Sevants All is a 1936 British short comedy film directed by Alex Bryce and starring Robb Wilton, Eve Lister and Cyril Cusack. It was written by E. Lewis Waller. Servants switch places with the aristocrats they work for.

== Preservation status ==
The British Film Institute National Archive holds a collection of stills but no film or video materials.

== Plot ==
Watkins, butler to Sir Phineas and Lady Grant, is duped by a con-man into thinking he has made a small fortune. When the Grants lose all their money, they convert their house into a hotel. Watkins and his family become their guests.

==Cast==
- Robb Wilton as Watkins
- Eve Lister as Priscilla
- Ian Colin as Gale
- Viola Compton as Lady Agatha Grant
- Arthur Young as Sir Phineas Grant
- Edie Martin as Mrs. Watkins
- Cyril Cusack as Billy
- Francesca Bahrle as Gloria
- Alan D'Egville as Mr. Horton-Pratt

== Reception ==
Kine Weekly wrote: "Feeble sociological comedy crudely adapted from a music-hall sketch. The humour is far too old-fashioned to withstand amplification to full quota dimensions, and the net result is a film beneath the notice of the average exhibitor. Definitely not recommended. ... Robb Wilton strives hard to amuse as Watkins but the feeble part and the atrocious dialogue beat him hands down. ... the idea is exploited with such a clumsy, amateurish hand that what laughs there are are scored at the expense of the picture's crudity. ...The staging is so cramped that the attempt to create humorous contrast between life above and below stairs completely misfires while the camera work is static."
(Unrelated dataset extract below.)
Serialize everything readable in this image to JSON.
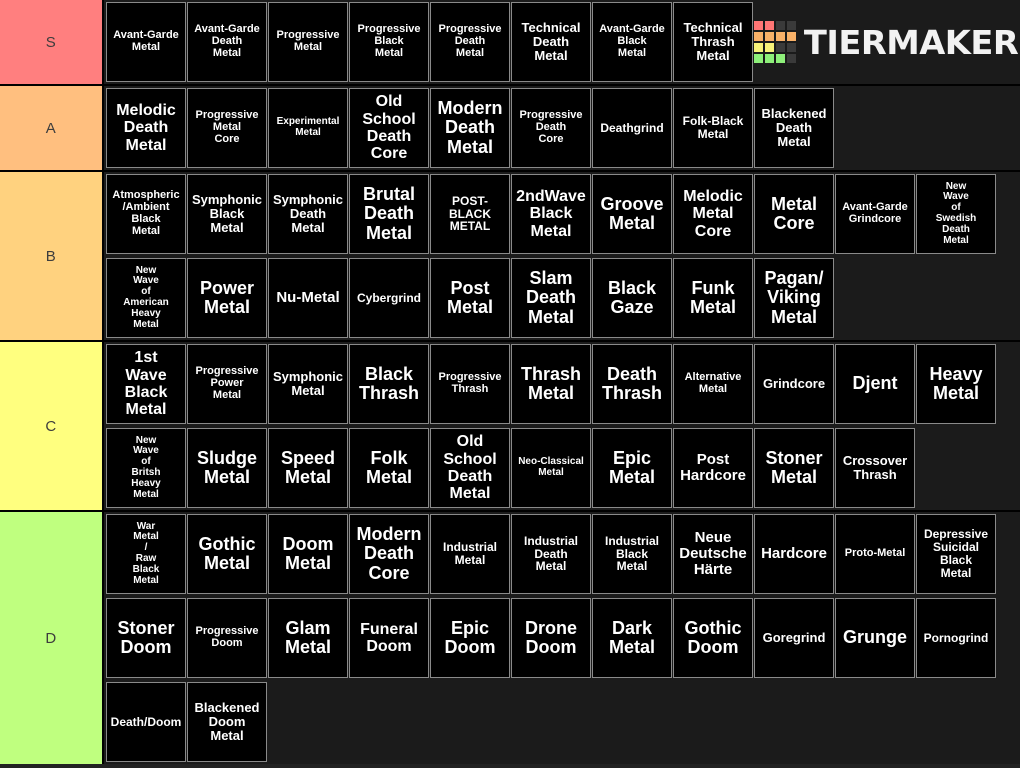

The Daily Film Renter wrote: "Directed with little inspiration, the piece is decked cut with banal dialogue, ludicrous situations, and artificial characterisation, while the acting hardly reaches any new high levels. What entertainment there is derives from the spectacle of erstwhile servants lording it over their late employers, who are forced to wait on them. There is a slight romantic element, but this, in common with most of the other issues, is ambiguously defined. Robb Wilton tries hard to infuse life-blood into his role of a butler, but with little effect."

Picture Show wrote: "There is little to recommend this weak story of penurious aristocrats whose places are taken by their servants in their own home. Indifferently directed and acted."

Picturegoer wrote: "Outmoded humour, dull dialogue and crude handling make it impossible for the cast to get any worth-while entertainment out of this story."